4. Par sa décision du 16 février 2018, le Conseil constitutionnel a jugé, en premier lieu, que l'article L. 152-5 du code monétaire et financier, dans sa rédaction précitée, est contraire à la Constitution à compter du 1er janvier 2009, date à laquelle la loi du 30 décembre 2008 de finances rectificatives pour 2008 est entrée en vigueur, en deuxième lieu, que la prise d'effet de cette déclaration d'inconstitutionnalité intervient à compter de la date de publication de sa décision et en troisième et dernier lieu, que la disposition déclarée contraire à la Constitution ne peut être appliquée dans les instances en cours à la même date.
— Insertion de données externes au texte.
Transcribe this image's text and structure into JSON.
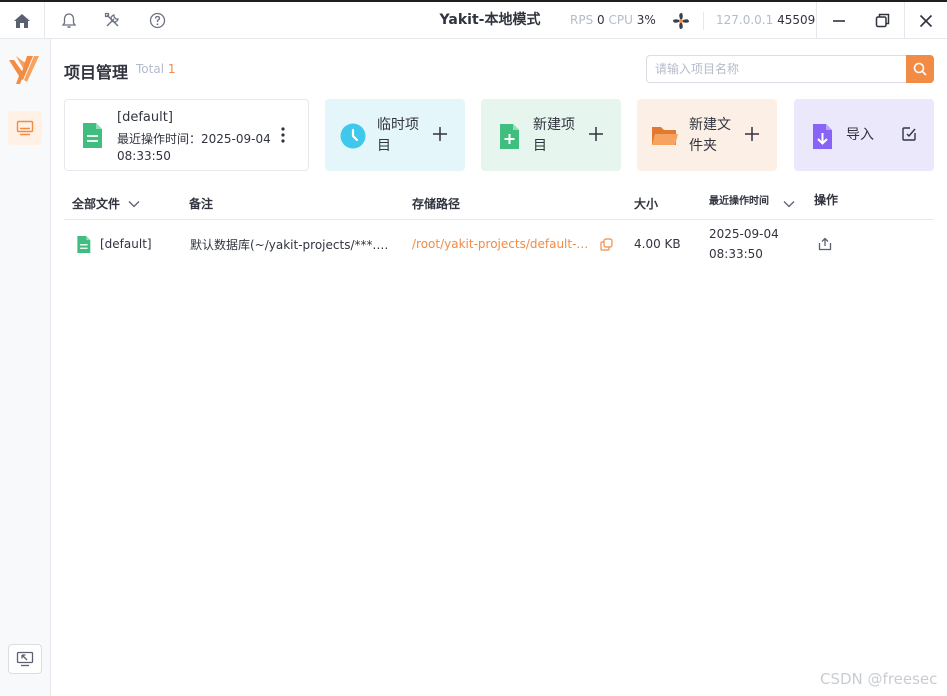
{
  "titlebar": {
    "title": "Yakit-本地模式",
    "rps_label": "RPS",
    "rps_value": "0",
    "cpu_label": "CPU",
    "cpu_value": "3%",
    "host": "127.0.0.1",
    "port": "45509",
    "icons": [
      "home-icon",
      "bell-icon",
      "tools-icon",
      "help-icon",
      "engine-icon",
      "minimize-icon",
      "restore-icon",
      "close-icon"
    ]
  },
  "sidebar": {
    "logo": "yakit-logo",
    "active_icon": "monitor-icon",
    "bottom_icon": "screen-collapse-icon",
    "accent": "#f28b44"
  },
  "header": {
    "title": "项目管理",
    "total_label": "Total",
    "total_value": "1",
    "search_placeholder": "请输入项目名称"
  },
  "cards": {
    "default": {
      "name": "[default]",
      "time_label": "最近操作时间：2025-09-04 08:33:50"
    },
    "temp": {
      "label": "临时项目"
    },
    "new_project": {
      "label": "新建项目"
    },
    "new_folder": {
      "label": "新建文件夹"
    },
    "import": {
      "label": "导入"
    }
  },
  "table": {
    "columns": {
      "name": "全部文件",
      "note": "备注",
      "path": "存储路径",
      "size": "大小",
      "time": "最近操作时间",
      "op": "操作"
    },
    "rows": [
      {
        "name": "[default]",
        "note": "默认数据库(~/yakit-projects/***.db): 该数据库包含Yakit的默认配置",
        "path": "/root/yakit-projects/default-yakit.db",
        "size": "4.00 KB",
        "time": "2025-09-04 08:33:50"
      }
    ]
  },
  "watermark": "CSDN @freesec"
}
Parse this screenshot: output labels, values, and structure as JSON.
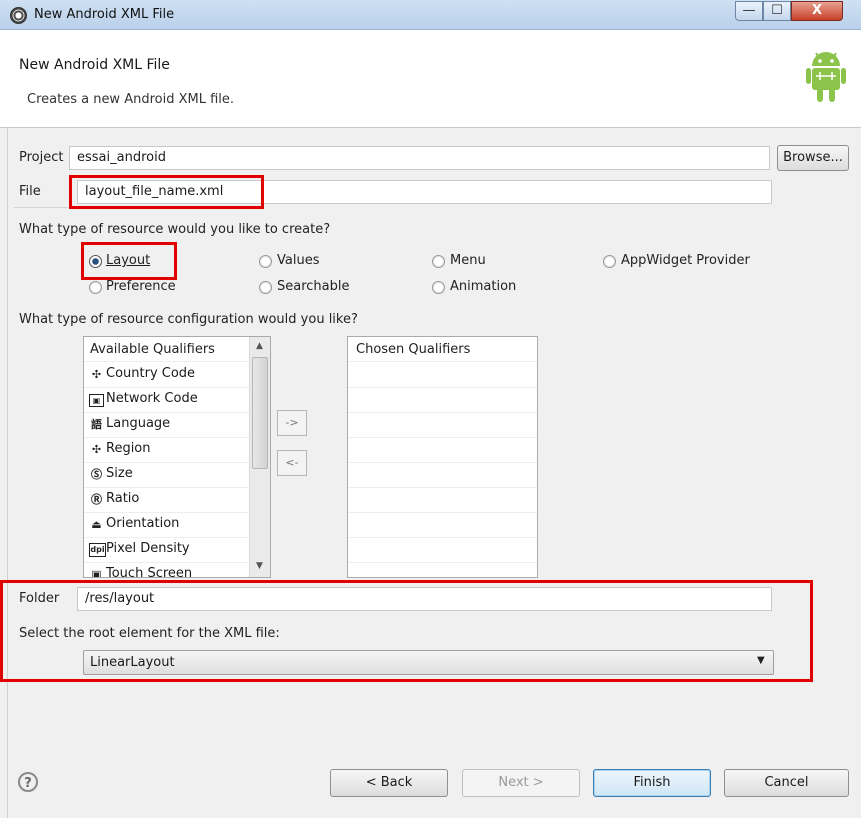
{
  "window": {
    "title": "New Android XML File",
    "min_symbol": "—",
    "max_symbol": "☐",
    "close_symbol": "X"
  },
  "header": {
    "title": "New Android XML File",
    "description": "Creates a new Android XML file."
  },
  "project": {
    "label": "Project",
    "value": "essai_android",
    "browse_label": "Browse..."
  },
  "file": {
    "label": "File",
    "value": "layout_file_name.xml"
  },
  "resource_type": {
    "question": "What type of resource would you like to create?",
    "options": [
      "Layout",
      "Values",
      "Menu",
      "AppWidget Provider",
      "Preference",
      "Searchable",
      "Animation"
    ],
    "selected": "Layout"
  },
  "configuration": {
    "question": "What type of resource configuration would you like?",
    "available_header": "Available Qualifiers",
    "chosen_header": "Chosen Qualifiers",
    "available": [
      "Country Code",
      "Network Code",
      "Language",
      "Region",
      "Size",
      "Ratio",
      "Orientation",
      "Pixel Density",
      "Touch Screen"
    ],
    "available_icons": [
      "country-code-icon",
      "network-code-icon",
      "language-icon",
      "region-icon",
      "size-icon",
      "ratio-icon",
      "orientation-icon",
      "pixel-density-icon",
      "touch-screen-icon"
    ],
    "add_arrow": "->",
    "remove_arrow": "<-"
  },
  "folder": {
    "label": "Folder",
    "value": "/res/layout"
  },
  "root_element": {
    "label": "Select the root element for the XML file:",
    "value": "LinearLayout"
  },
  "buttons": {
    "help": "?",
    "back": "< Back",
    "next": "Next >",
    "finish": "Finish",
    "cancel": "Cancel"
  },
  "colors": {
    "highlight": "#e00000",
    "title_bar": "#c3d6ec",
    "finish_border": "#3c7fb1"
  }
}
5. Il résulte de l'instruction que les amendes litigieuses ont été infligées à M. et MmeA..., après le 1er janvier 2009. Il ne peut, dès lors, être fait application à la présente instance des dispositions de l'article L. 152-2 du code monétaire et financier. Par suite, la cour a commis une erreur de droit en prononçant la décharge de ces amendes au motif que le choix discrétionnaire laissé à l'administration d'infliger à raison d'un même manquement des amendes de montants très inégaux selon qu'elle se fondait sur les dispositions susmentionnées ou sur celles du IV de l'article 1736 du code général des impôts, constituait une discrimination prohibée par les stipulations combinées des articles 14 et 6 de la convention européenne de sauvegarde des droits de l'homme et des libertés fondamentales. Le ministre est, par suite, fondé à demander l'annulation des articles 1 à 3 de l'arrêt attaqué.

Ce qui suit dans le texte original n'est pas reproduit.